Community property is a marital property regime that originated in civil law jurisdictions, and is now also found in some common law jurisdictions.

In a community property jurisdiction, most property acquired during the marriage (except for gifts or inheritances) is owned jointly by both spouses and is divided upon divorce, annulment or death. Joint ownership is automatically presumed by law in the absence of specific evidence that would point to a contrary conclusion for a particular piece of property. The community property system is usually justified by the idea that such joint ownership recognizes the theoretically equal contributions of both spouses to the creation and operation of the family unit.

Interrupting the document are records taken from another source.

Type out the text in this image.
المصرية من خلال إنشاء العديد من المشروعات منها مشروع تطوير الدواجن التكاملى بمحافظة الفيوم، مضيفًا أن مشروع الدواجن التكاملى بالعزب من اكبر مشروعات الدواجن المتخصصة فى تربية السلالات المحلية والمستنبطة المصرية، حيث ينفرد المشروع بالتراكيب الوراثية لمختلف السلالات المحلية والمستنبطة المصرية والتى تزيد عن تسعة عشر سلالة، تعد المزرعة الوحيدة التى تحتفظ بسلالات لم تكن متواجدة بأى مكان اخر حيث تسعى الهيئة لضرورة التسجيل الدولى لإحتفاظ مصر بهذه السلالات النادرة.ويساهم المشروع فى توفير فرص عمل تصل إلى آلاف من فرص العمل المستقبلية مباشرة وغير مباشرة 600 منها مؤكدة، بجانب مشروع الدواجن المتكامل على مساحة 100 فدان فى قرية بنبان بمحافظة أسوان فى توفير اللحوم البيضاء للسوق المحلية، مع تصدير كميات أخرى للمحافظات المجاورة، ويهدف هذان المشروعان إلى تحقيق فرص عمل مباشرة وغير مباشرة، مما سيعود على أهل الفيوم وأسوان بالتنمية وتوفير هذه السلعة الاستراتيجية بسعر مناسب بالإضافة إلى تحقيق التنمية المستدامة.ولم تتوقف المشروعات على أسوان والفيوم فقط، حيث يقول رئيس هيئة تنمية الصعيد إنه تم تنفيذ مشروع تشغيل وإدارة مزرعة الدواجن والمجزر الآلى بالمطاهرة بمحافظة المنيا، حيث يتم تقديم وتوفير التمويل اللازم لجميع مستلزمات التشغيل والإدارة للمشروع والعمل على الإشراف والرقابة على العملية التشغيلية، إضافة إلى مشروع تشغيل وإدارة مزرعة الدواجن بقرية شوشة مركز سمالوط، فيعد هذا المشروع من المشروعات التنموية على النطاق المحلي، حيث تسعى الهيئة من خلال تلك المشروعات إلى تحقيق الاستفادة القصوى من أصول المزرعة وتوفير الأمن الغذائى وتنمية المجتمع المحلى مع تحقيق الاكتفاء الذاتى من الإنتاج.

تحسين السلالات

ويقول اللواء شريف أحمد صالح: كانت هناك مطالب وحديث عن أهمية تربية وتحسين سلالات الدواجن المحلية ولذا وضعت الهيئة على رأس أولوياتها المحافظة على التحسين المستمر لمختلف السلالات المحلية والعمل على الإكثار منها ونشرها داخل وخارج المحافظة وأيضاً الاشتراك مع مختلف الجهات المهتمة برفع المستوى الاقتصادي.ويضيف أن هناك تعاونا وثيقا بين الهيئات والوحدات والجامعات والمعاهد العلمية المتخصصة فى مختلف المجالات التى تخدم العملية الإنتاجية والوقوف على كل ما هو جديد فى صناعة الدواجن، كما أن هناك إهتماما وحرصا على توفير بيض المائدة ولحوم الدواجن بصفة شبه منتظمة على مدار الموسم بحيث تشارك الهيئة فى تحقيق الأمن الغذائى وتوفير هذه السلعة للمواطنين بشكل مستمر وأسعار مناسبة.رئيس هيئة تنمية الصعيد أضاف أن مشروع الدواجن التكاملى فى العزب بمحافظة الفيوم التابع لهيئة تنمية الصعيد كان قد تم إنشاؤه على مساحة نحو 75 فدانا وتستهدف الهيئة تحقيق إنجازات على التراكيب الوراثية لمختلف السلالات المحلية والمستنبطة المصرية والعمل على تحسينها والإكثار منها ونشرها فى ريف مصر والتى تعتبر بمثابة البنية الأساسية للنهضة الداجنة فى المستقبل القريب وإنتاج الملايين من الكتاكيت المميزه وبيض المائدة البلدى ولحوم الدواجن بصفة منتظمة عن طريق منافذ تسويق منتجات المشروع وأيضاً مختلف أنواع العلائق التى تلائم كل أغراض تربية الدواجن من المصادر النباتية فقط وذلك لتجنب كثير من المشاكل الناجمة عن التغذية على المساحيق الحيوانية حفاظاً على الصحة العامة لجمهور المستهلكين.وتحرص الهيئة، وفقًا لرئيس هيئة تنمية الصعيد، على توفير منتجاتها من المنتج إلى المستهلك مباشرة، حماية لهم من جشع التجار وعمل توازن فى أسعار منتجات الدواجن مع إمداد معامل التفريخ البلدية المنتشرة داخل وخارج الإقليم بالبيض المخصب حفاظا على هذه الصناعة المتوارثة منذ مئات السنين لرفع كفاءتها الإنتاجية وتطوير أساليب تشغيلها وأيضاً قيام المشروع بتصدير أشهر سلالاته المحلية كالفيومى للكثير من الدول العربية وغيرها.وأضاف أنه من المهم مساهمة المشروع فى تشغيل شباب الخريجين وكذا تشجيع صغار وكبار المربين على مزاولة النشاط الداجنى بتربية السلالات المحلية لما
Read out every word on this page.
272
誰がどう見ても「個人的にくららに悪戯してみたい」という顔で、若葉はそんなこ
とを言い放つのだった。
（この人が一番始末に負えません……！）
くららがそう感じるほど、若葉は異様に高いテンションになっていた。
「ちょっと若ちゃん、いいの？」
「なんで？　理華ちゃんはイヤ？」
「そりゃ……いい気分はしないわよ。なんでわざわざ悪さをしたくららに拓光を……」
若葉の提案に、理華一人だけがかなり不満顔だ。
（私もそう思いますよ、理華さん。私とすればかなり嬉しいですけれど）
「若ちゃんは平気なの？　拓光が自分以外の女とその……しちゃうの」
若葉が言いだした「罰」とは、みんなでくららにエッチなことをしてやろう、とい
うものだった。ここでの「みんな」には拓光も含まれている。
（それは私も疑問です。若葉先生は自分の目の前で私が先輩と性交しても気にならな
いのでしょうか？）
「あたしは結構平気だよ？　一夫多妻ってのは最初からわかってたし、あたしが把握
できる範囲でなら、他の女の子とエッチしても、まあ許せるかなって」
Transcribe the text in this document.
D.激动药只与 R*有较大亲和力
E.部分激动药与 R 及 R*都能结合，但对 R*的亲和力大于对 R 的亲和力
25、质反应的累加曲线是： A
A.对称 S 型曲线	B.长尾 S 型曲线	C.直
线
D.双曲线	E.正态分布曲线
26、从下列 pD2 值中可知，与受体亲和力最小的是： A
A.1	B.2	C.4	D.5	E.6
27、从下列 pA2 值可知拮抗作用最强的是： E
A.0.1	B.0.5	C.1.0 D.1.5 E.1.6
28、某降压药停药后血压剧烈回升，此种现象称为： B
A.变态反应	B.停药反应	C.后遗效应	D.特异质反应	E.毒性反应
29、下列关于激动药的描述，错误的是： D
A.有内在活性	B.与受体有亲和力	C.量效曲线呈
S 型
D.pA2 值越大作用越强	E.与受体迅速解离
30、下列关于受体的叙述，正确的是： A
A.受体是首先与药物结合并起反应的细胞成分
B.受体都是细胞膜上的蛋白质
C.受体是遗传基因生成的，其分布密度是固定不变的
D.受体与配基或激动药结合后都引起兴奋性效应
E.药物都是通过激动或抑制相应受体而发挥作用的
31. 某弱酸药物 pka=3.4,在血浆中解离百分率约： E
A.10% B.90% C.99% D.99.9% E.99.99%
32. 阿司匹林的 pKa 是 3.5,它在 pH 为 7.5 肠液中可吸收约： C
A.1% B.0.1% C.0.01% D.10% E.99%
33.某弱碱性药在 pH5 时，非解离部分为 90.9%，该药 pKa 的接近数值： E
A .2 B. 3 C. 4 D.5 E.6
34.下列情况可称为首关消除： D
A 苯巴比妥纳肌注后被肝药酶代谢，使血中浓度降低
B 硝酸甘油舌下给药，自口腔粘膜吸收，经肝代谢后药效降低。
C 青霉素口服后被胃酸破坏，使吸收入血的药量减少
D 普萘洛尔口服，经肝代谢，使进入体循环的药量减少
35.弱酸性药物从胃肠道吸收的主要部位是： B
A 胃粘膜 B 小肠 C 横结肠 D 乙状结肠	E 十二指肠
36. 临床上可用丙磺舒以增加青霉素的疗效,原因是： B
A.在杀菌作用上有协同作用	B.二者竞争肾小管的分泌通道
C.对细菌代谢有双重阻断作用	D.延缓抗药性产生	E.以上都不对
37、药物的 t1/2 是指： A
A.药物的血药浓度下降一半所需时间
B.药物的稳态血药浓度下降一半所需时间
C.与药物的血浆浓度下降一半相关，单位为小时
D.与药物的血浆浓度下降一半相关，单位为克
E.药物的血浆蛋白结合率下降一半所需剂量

Division of community property may take place by item, by splitting all items or by value. In some jurisdictions, such as California, a 50/50 division of community property is mandated by law; in others, such as Texas, a divorce court may decree an unequal division of community property. In non-community property states property may be divided by equitable distribution. Generally speaking, the property that each partner brings into the marriage or receives by gift, bequest or devise during marriage is called separate property. See division of property.

[edit] United States

In the United States there are nine community property states: Arizona, California, Idaho, Louisiana, Nevada, New Mexico, Texas, Washington and Wisconsin. In addition, Puerto Rico is a community property jurisdiction. Married couples in Alaska can also adopt community property rules, at least for the purposes of that state's law, by signing an agreement to that effect. Most states that operate under community property regimes were first colonized by Spain or France, which have always been civil law jurisdictions.

Community property has certain federal tax implications, which the IRS discusses in its Publication 555. In general, community property may result in lower federal capital gain taxes after the death of one spouse when the surviving spouse then sells the property. Some states have created a newer form of community property, called "community property with right of survivorship." This form of holding title has some similarities to joint tenancy with right of survivorship. The rules and effect of holding title as community property (or an another form of concurrent ownership) vary from state to state. Consumers who are considering how to hold property should either research these matters carefully or consult someone familiar with these issues, such as an attorney who practices in the state where the property is located.